PD: Ellos SÍ que conocían el texto de “Los Papalagi” del que surgió el título de esta bitácora. ¡Estaré loco, pero NO ESTOY SOLO! Abogadoooooo… XD
Pues al final, y después de que un colombiano portuario nos rallara con coger el autobús y que un grupo de británicos que disfrutaban de su tea-break bajo el inclemente clima nos volvieran a sugerir lo mismo, en una calle apartada, se detuvo un coche. Era un matrimonio de Fidji. El marido había estado con el ejército en el Golfo pero gracias a la religión había abandonado filas. Llevaba en coche a su mujer a una entrevista en Hythe para conseguir una casa nueva, pues debían abandonar los cuarteles donde vivían. Luego, dijeron, nos llevarían a Salisbury.
Mientras la mujer estaba en la entrevista, el marido nos estuvo aleccionando, que si Dios había hecho que nos encontráramos en su camino, que si toda la verdad estaba en la Biblia (llevaba un ejemplar que tenía memorizado de pe a pa, del cual nos hacía citas, que leía en su integridad, en un inglés testamentario y salomónico de erres marcadamente fidjianas), que si debíamos alejarnos de Satán,… En sus confesiones, acabó desvelando que se había ido de prostitutas y que había pegado a su mujer e hijas (tenía dos) antes de ver la luz santa. Demos gracias al Señor por la conversión fundamentalista radical de este hombre en aras de que las mujeres que lo rodean no acaben muertas molidas por los palos, amén.

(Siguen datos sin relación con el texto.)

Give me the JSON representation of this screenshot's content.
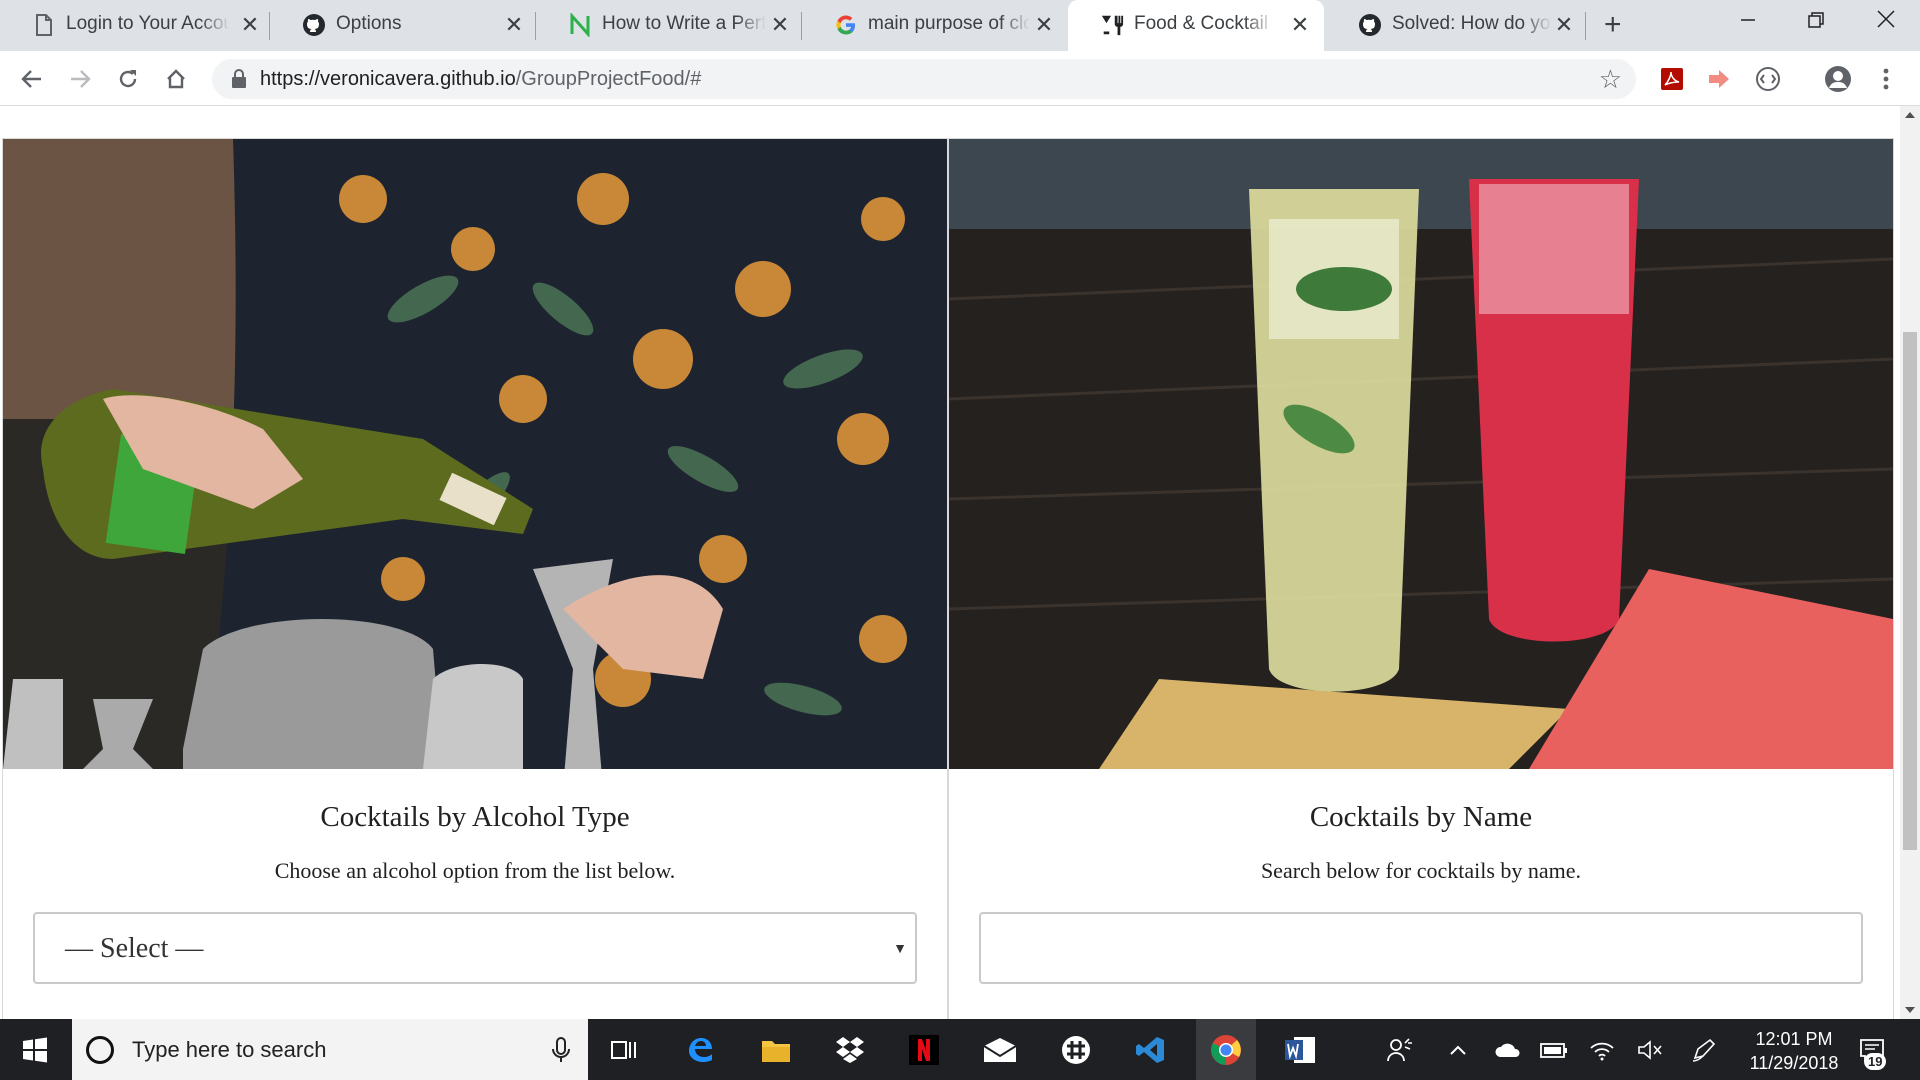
{
  "browser": {
    "tabs": [
      {
        "title": "Login to Your Account",
        "favicon": "document-icon",
        "active": false
      },
      {
        "title": "Options",
        "favicon": "github-icon",
        "active": false
      },
      {
        "title": "How to Write a Perfect",
        "favicon": "n-logo-icon",
        "active": false
      },
      {
        "title": "main purpose of cloud",
        "favicon": "google-icon",
        "active": false
      },
      {
        "title": "Food & Cocktail",
        "favicon": "food-cocktail-icon",
        "active": true
      },
      {
        "title": "Solved: How do you",
        "favicon": "github-icon",
        "active": false
      }
    ],
    "url": {
      "host": "https://veronicavera.github.io",
      "path": "/GroupProjectFood/#"
    }
  },
  "page": {
    "alcohol_card": {
      "heading": "Cocktails by Alcohol Type",
      "description": "Choose an alcohol option from the list below.",
      "select_value": "— Select —",
      "photo_alt": "Bartender pouring liqueur into a jigger"
    },
    "name_card": {
      "heading": "Cocktails by Name",
      "description": "Search below for cocktails by name.",
      "search_value": "",
      "photo_alt": "Two tall cocktails on a bar"
    }
  },
  "taskbar": {
    "search_placeholder": "Type here to search",
    "time": "12:01 PM",
    "date": "11/29/2018",
    "notification_count": "19"
  }
}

A ver, pese a la acidez de este texto, nos ayudaron muchísimo. Nos compraron dos bolsas de patatas y dos botellas de agua, un agasajo que nos hizo sentir bastante mal, pues luego nos dimos cuenta que en ningún momento pretendían ir a Salisbury sino que hicieron el trayecto por nosotros. Luego, después de despedirlos, dentro de la catedral, sonó mi nombre, en un fuerte acento de erres requetesonoras. La chapa mística parecía no haber finalizado. Sin embargo, simplemente nos preguntaron, preocupados, si necesitábamos que nos llevaran de vuelta, que se esperaban. Poco es decir que salimos por patas. La bondad de la pareja empezó a parecernos sectaria. Bueno, la pareja… mejor dicho, era él, pues la pobre mujer parecía sobrecargada por un hastío descomunal fruto de poner la otra mejilla más de una vez, cabizbaja y sumisa.
Gente muy buena, demasiado buena tal vez, pero demasiado mala también. Nunca limpios, siempre estamos sucios, siempre cargamos algo que nos hunde en la tierra, en el lodazal de la vida. No más detergentes salvíficos, por favor, aceptemos nuestra mierda y así aceptaremos la mierda de los que no rodean, amén again. Y gracias a Sonia, por la experiencia vivida: aunque alguna vez temí que el tipo nos matara de manera brutal y soporífera, llegamos a Salisbury. Es una pena que sólo fuera la mitad del camino y que el resto de conductores agnósticos nos dejara con la miel de los labios sin poder llegar hasta Stonehenge. ¡Pero cualquiera se lo pedía a los de Fidji, que pensaban que por las noches los satanistas celebraban rituales y sacrificios paganos! ¡Jarl!
PD: Ellos SÍ que conocían el texto de “Los Papalagi” del que surgió el título de esta bitácora. ¡Estaré loco, pero NO ESTOY SOLO! Abogadoooooo… XD
1 comentario:
Uau... que experiencias... cuanta gente hay por el mundo que tiene historia tan... no se como definirlo, tan raras o tan extraordinarias... no se. Parece un cuento, personajes literarios.